Panel Recommends Limits on NSA Surveillance

Independent Panel's Report Offers 46 Recommendations

President Obama will respond to the report in January (White House photo).

President Obama will respond to the report in January (White House photo).

A presidential panel has made 46 recommendations that include limiting the National Security Agency's surveillance methods, such as curtailing how the government systematically collects and stores metadata from Americans' phone calls.

The five intelligence and legal experts who wrote a 308-page report, Liberty and Security in a Changing World, recommend the metadata be maintained by communications providers, rather than the NSA. And they say that government agencies should only be able to search the metadata if they obtain a court order.

"In our view, the current storage by the government of bulk meta-data creates potential risks to public trust, personal privacy and civil liberty," the report says. "We recognize that the government might need access to such meta-data, which should be held instead either by private providers or by a private third party. This approach would allow the government access to the relevant information when such access is justified, and thus protect national security without unnecessarily threatening privacy and liberty."

President Obama ordered the review after former NSA contractor Edward Snowden leaked documents revealing government surveillance programs (see How Did Snowden Breach NSA System). The report, issued Dec. 18, also includes a recommendation aimed at preventing the NSA from subverting initiatives to create secure encryption to safeguard confidential communications and data.

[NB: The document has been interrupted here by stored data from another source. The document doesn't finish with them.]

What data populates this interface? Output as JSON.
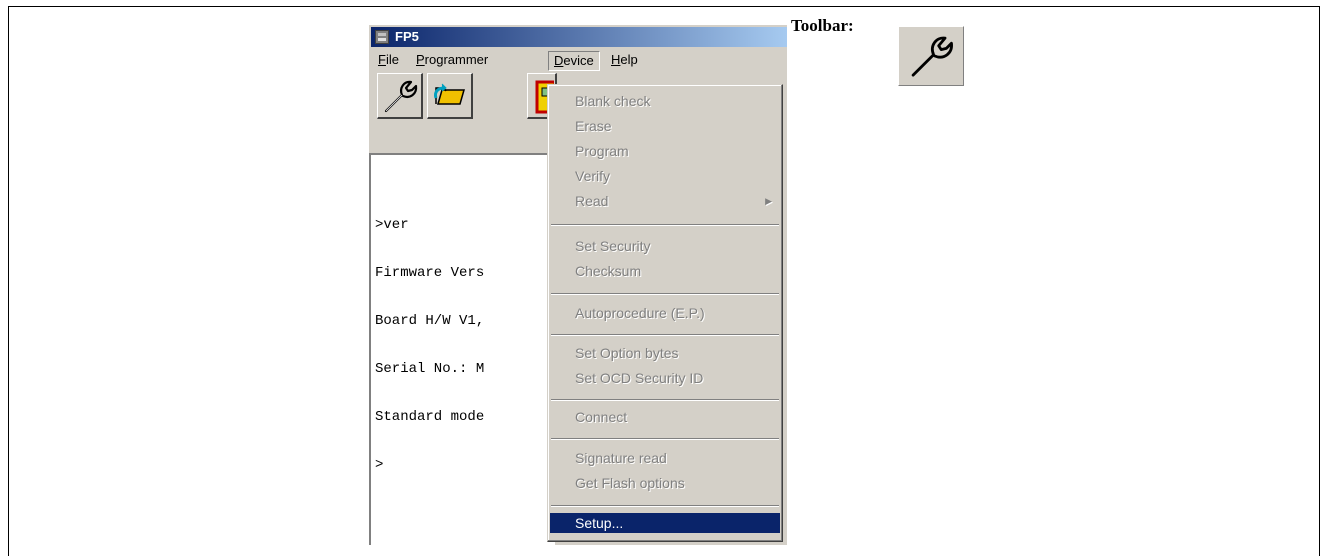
{
  "window": {
    "title": "FP5"
  },
  "menubar": [
    {
      "label": "File",
      "mnemonic": "F"
    },
    {
      "label": "Programmer",
      "mnemonic": "P"
    },
    {
      "label": "Device",
      "mnemonic": "D"
    },
    {
      "label": "Help",
      "mnemonic": "H"
    }
  ],
  "toolbar": {
    "icons": [
      "wrench-icon",
      "open-folder-icon",
      "device-program-icon"
    ]
  },
  "console": {
    "lines": [
      ">ver",
      "Firmware Vers",
      "Board H/W V1,",
      "Serial No.: M",
      "Standard mode",
      ">"
    ]
  },
  "device_menu": {
    "items": [
      {
        "label": "Blank check",
        "enabled": false
      },
      {
        "label": "Erase",
        "enabled": false
      },
      {
        "label": "Program",
        "enabled": false
      },
      {
        "label": "Verify",
        "enabled": false
      },
      {
        "label": "Read",
        "enabled": false,
        "submenu": true
      },
      {
        "label": "Set Security",
        "enabled": false
      },
      {
        "label": "Checksum",
        "enabled": false
      },
      {
        "label": "Autoprocedure (E.P.)",
        "enabled": false
      },
      {
        "label": "Set Option bytes",
        "enabled": false
      },
      {
        "label": "Set OCD Security ID",
        "enabled": false
      },
      {
        "label": "Connect",
        "enabled": false
      },
      {
        "label": "Signature read",
        "enabled": false
      },
      {
        "label": "Get Flash options",
        "enabled": false
      },
      {
        "label": "Setup...",
        "enabled": true,
        "highlighted": true
      }
    ]
  },
  "annotation": {
    "label": "Toolbar:",
    "icon": "wrench-icon"
  },
  "colors": {
    "title_bar": "#0a246a",
    "highlight": "#0a246a",
    "face": "#d4d0c8"
  }
}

Reports earlier this year that said the NSA had cracked much of the encryption that shields global commerce and Internet communications caused the National Institute of Standards and Technology to withdrawal one of its cryptographic guides (see NIST to Review Crypto Guidance Methods). The panel says it's aware of these reports, but says it could not find any evidence that the NSA circumvented encryption. Still, it says the suggested limits to be placed on the NSA are designed to encourage the proper use of encryption.

The White House had planned to release the report, along with Obama's response to it, in January. But a day after the president met with key technology company executives who criticized NSA surveillance practices, the administration decided to move up the release of the report (see President Confronts NSA Critics).

Report Gets High Marks

Cryptographer and author Bruce Schneier, who first reported concerns that the NSA meddled in NIST's cryptography standards in 2007, says he's "flabbergasted at how good" the panel's recommendations are. "I expected something much, much worse," he says. "[But] I can't imagine that the White House will accept these recommendations."

In fact, the White House precluded one of the panel's recommendations even before the report was submitted. Army Gen. Keith Alexander, who will retire this spring, serves as NSA director as well as commander of the military's Cyber Command. The panel not only recommends ending the dual-hatted position, but suggests the director of the NSA could be a civilian. A general or admiral has always led the NSA.

The Obama administration last week rejected that idea. "Following a thorough interagency review, the administration has decided that keeping the positions of NSA director and Cyber Command commander together as one, dual-hatted position is the most effective approach to accomplishing both agencies' missions," says White House spokeswoman Caitlin Hayden.

James Lewis, a cybersecurity expert at the think tank Center for Strategic and International Studies, says the panel's strong recommendations would go far to rebuild trust by addressing legitimate concerns about NSA's collection activities.

"While some of its recommendations are tangential or superfluous, the central recommendations, if adopted, would go far to bring the intelligence programs and the laws passed after 9/11 into line with the constitutional requirements for judicial oversight and with the reforms that have guided intelligence collection since the 1970s," he says.